Long running branches are a bad idea. Try not to do that.

Not everything in a long running branch can be merged; selective things will
end up cherry-picked (which is a generalization of rebase). Suppose the trunk
maintainers like 75% of what was done in the branch. They might go through the
commits one by one and take what is relevant.

When you merge a branch, and want to follow a good SCM process, you must treat
it as a closed topic; do not commit anything more to that branch. Start a new
branch, even for a closely-related continuation of the same work.

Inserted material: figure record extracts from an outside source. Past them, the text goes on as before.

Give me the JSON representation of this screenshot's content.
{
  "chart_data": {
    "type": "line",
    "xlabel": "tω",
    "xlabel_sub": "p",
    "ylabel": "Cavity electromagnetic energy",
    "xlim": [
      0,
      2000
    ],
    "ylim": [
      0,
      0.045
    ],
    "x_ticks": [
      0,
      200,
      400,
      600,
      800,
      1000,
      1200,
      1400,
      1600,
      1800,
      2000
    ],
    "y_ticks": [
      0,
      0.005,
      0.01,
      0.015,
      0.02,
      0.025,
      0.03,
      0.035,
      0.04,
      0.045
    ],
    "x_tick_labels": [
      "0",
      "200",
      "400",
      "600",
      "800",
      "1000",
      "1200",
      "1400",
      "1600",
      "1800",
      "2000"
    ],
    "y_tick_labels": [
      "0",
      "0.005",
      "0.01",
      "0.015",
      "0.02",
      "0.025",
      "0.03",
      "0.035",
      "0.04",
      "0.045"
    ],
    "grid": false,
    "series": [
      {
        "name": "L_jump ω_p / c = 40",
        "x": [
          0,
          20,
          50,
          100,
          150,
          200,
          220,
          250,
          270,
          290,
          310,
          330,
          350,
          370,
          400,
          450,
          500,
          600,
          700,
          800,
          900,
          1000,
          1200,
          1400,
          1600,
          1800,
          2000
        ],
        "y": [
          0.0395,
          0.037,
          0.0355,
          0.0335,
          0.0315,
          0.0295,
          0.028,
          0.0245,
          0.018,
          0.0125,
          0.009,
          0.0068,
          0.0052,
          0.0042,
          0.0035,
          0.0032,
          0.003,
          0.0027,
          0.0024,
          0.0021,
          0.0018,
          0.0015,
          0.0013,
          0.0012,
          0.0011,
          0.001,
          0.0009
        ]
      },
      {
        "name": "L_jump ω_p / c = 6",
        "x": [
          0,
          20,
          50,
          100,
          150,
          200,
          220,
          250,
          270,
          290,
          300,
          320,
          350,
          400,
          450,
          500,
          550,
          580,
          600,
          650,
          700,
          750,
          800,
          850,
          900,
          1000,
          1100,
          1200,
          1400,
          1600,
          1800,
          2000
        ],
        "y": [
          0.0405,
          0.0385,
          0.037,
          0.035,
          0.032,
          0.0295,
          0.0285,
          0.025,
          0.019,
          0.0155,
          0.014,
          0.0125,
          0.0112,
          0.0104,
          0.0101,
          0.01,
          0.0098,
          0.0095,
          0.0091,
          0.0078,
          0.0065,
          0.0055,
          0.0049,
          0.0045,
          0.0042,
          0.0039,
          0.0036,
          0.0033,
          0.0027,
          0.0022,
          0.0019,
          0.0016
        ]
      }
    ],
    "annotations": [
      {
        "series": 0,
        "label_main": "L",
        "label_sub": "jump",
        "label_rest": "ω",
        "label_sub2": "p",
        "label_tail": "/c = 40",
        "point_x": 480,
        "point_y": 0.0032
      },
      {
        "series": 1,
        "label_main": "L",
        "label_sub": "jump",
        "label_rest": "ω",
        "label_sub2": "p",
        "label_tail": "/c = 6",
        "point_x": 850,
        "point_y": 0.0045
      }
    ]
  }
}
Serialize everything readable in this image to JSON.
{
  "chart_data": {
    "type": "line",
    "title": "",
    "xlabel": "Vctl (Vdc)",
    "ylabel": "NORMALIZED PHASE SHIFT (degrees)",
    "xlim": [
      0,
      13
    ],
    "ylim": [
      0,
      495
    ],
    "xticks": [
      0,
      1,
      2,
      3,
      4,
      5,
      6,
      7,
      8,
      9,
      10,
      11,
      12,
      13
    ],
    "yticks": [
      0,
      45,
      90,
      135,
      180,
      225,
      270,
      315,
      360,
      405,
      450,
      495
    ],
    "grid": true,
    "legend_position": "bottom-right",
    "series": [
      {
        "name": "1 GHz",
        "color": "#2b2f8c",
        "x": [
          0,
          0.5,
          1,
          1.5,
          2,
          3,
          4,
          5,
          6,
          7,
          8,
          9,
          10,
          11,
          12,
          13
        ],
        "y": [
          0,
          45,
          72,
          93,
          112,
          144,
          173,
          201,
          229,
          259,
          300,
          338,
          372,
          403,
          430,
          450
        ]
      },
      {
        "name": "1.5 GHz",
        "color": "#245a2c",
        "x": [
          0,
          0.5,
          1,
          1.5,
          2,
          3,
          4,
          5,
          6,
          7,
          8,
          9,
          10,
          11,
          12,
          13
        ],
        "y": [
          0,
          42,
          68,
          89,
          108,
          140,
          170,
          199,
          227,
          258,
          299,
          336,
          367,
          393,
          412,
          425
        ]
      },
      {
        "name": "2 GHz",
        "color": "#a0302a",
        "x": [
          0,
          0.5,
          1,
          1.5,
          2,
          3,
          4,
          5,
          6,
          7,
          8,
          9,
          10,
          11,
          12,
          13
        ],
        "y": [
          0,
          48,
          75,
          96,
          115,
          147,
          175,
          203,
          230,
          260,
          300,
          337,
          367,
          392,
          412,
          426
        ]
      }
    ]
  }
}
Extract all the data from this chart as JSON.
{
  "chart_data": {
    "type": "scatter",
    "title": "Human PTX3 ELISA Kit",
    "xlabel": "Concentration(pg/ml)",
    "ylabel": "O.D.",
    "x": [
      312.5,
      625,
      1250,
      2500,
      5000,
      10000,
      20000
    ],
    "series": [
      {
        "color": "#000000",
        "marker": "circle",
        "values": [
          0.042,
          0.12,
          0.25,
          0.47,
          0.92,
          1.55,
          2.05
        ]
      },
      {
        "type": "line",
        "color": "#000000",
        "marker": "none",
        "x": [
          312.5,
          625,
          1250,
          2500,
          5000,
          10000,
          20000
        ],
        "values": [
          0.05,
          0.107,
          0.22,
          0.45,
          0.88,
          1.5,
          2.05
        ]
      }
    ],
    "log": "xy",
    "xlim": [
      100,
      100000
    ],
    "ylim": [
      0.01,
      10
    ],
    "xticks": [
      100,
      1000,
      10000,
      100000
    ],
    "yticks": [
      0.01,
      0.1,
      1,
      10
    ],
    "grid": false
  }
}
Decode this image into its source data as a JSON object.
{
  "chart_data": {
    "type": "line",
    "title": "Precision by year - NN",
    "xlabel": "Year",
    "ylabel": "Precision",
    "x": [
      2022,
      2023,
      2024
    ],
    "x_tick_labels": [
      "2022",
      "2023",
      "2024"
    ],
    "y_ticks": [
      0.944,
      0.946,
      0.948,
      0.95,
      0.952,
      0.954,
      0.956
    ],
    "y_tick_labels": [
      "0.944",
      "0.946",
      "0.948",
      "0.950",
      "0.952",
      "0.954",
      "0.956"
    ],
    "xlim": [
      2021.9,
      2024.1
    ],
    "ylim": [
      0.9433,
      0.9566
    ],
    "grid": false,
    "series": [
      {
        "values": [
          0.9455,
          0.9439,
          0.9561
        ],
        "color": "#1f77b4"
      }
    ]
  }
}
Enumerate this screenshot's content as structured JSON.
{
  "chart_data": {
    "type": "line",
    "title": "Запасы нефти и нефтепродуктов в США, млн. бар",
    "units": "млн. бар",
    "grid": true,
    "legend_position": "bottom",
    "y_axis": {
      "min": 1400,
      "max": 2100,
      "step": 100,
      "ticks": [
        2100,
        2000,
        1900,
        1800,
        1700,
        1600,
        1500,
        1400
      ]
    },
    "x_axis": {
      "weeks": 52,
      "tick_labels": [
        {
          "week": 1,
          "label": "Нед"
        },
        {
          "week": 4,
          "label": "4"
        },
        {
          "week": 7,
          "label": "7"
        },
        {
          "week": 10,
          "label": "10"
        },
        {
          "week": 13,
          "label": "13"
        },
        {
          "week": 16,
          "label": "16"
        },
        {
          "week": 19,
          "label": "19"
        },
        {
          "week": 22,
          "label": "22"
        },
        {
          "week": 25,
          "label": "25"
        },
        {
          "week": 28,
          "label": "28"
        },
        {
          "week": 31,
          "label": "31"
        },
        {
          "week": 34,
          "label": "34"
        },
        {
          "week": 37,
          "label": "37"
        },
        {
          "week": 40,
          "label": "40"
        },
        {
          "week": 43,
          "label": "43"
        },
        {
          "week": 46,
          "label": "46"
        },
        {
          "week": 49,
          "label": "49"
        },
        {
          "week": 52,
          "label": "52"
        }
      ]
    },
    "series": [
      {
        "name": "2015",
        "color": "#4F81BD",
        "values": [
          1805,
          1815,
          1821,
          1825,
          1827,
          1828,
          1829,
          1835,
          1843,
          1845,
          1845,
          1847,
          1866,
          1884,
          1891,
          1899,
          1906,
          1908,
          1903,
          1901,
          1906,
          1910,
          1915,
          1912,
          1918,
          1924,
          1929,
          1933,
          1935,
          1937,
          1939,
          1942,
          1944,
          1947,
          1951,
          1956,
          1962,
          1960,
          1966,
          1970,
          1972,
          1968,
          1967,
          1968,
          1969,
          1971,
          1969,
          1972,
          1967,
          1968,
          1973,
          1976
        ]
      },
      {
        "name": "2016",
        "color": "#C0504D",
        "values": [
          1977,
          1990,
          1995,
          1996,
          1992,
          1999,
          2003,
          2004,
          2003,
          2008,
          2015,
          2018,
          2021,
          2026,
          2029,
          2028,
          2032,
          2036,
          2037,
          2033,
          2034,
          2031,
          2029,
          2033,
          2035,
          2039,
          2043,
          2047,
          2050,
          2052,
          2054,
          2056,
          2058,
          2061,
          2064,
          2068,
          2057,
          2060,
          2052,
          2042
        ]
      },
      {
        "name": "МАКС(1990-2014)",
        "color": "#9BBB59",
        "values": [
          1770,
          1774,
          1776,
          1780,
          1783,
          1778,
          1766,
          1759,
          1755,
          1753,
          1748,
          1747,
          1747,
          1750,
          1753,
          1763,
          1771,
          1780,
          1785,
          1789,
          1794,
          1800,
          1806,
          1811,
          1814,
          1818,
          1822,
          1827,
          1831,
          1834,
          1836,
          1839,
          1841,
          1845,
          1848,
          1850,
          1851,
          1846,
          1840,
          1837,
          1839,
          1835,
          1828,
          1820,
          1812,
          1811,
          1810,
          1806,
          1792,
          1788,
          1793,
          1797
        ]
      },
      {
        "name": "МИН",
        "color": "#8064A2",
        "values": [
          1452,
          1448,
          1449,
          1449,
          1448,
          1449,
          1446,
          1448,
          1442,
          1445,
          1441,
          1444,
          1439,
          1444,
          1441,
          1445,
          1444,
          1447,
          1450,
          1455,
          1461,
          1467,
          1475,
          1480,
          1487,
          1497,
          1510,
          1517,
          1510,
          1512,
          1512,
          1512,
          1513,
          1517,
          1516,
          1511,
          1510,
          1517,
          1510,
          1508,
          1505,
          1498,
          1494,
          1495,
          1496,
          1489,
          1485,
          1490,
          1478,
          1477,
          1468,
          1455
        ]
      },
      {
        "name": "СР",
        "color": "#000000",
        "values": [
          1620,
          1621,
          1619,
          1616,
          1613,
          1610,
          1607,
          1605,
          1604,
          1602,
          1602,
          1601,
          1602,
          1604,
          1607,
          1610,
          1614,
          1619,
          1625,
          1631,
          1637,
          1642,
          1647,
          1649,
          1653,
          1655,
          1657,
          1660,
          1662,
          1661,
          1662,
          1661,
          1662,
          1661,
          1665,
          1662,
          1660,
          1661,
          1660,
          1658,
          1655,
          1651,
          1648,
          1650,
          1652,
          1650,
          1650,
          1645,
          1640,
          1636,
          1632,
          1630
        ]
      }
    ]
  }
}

The correct way to merge a branch is to rework every single commit onto the
new baseline. That is true whether that rework is represented as a merge, or a
cherry-pick. Therefore, we can't avoid the issue that every change turns into
a new object with a different hash.

What we can do is put tracking information in the commit message to correlate
these together. The Gerrit review system uses a Change-Id: line for this. Each
commit has random ID which is not a content digest; it stays the same across
cherry picks.

If I'm debugging a problem on trunk T, across some commits that came from a
branch R, I do not care what those commits looked like in R. Only in a very
rare case will I be interested how a change looked like there. I want every
commit that came from R to be reworked on T, as if it was originally developed
on T. If I find the problem and have a hunch that it was introduced during the
merge, then I might out of curiosity find the commit's cousin in the original
R branch just to see how it looked like there. Other than that, I'm shipping
T, not R, so that's what I'm debugging.